A patient at the rehab clinic, Rainbow Center of Michigan in Highland Park, is raising concerns about what she calls a lack of safeguards to prevent the spread of COVID-19.

She says social distancing is not enforced-people are cramped together when they line up outside the building and cramped inside as well, where some staffers wear masks and gloves, but others don't.

"All it takes is for me to go in there and stand there with these 50 people, come home and not know I have it and my 90-year-old grandma or my dad gets sick and dies." 

The state of Michigan advised opioid treatment centers to allow patients to receive take-home medication during the coronavirus outbreak to limit the spread of COVID-19, the woman we spoke with says that's not happening at the rainbow center.

FOX 2: "Do you feel like you're risking your life and possibly your health just to stay clean?"

"Every day. every day I do," she said.

"I have health problems and I’m not going to tolerate it shut it down and get it out of my neighborhood," said Rosemarie White, a resident who lives nearby.

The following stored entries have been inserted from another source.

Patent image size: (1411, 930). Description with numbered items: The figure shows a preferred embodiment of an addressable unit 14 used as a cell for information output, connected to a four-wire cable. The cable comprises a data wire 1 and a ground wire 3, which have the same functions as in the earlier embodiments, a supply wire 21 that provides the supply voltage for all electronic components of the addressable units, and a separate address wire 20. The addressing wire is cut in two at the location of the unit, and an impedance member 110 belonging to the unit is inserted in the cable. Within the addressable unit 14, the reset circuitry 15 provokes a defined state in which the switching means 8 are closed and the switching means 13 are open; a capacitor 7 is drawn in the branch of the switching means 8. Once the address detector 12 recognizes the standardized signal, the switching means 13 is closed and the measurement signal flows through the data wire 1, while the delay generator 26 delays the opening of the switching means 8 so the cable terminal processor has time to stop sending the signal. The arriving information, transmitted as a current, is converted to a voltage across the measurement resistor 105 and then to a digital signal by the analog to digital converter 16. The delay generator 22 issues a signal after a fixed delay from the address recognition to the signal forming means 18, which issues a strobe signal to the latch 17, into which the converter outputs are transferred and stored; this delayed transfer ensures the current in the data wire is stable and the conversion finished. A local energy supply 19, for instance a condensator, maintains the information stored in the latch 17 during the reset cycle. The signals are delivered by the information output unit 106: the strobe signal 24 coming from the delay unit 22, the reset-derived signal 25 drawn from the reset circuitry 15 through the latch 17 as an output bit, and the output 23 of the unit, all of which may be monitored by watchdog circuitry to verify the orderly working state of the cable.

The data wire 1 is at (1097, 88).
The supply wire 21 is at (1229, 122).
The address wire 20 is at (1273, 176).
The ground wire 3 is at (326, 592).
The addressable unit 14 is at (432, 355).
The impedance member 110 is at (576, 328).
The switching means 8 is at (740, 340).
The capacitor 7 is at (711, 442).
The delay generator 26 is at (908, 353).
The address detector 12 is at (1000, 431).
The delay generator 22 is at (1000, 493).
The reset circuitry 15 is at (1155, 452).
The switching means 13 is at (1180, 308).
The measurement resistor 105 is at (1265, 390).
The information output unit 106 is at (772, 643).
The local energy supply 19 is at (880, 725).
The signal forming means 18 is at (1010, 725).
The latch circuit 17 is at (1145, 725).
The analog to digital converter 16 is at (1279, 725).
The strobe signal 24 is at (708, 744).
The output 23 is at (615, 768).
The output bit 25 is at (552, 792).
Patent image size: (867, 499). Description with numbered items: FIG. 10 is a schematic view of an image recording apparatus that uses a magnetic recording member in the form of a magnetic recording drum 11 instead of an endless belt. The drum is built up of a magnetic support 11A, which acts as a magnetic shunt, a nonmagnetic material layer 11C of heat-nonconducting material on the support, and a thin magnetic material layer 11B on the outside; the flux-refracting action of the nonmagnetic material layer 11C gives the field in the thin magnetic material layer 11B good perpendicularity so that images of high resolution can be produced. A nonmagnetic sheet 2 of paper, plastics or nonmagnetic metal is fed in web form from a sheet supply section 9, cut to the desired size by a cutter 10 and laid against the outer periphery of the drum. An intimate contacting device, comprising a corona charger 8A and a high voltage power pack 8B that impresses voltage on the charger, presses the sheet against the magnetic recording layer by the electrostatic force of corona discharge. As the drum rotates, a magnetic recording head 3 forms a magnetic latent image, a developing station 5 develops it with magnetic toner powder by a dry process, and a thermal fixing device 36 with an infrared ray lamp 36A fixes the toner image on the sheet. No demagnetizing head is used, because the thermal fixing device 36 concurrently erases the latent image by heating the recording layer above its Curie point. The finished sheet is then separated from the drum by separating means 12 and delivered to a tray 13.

Patients aren't the only ones raising a fuss. A woman lives on the same street as the rehab clinic and says people who go there for treatment are putting her health at risk by throwing out their used gloves and masks right in front of her house.

"That's all germs and when I go out of my house I put my mask on," White said. "They come out of that clinic, throw that mask, those gloves right in front of my door."

The woman battling addiction said it is not easy to simply leave for another methadone clinic. She said many are not accepting new patients during the COVID-19 crisis while many health insurance companies won't pay for treatment at other locations.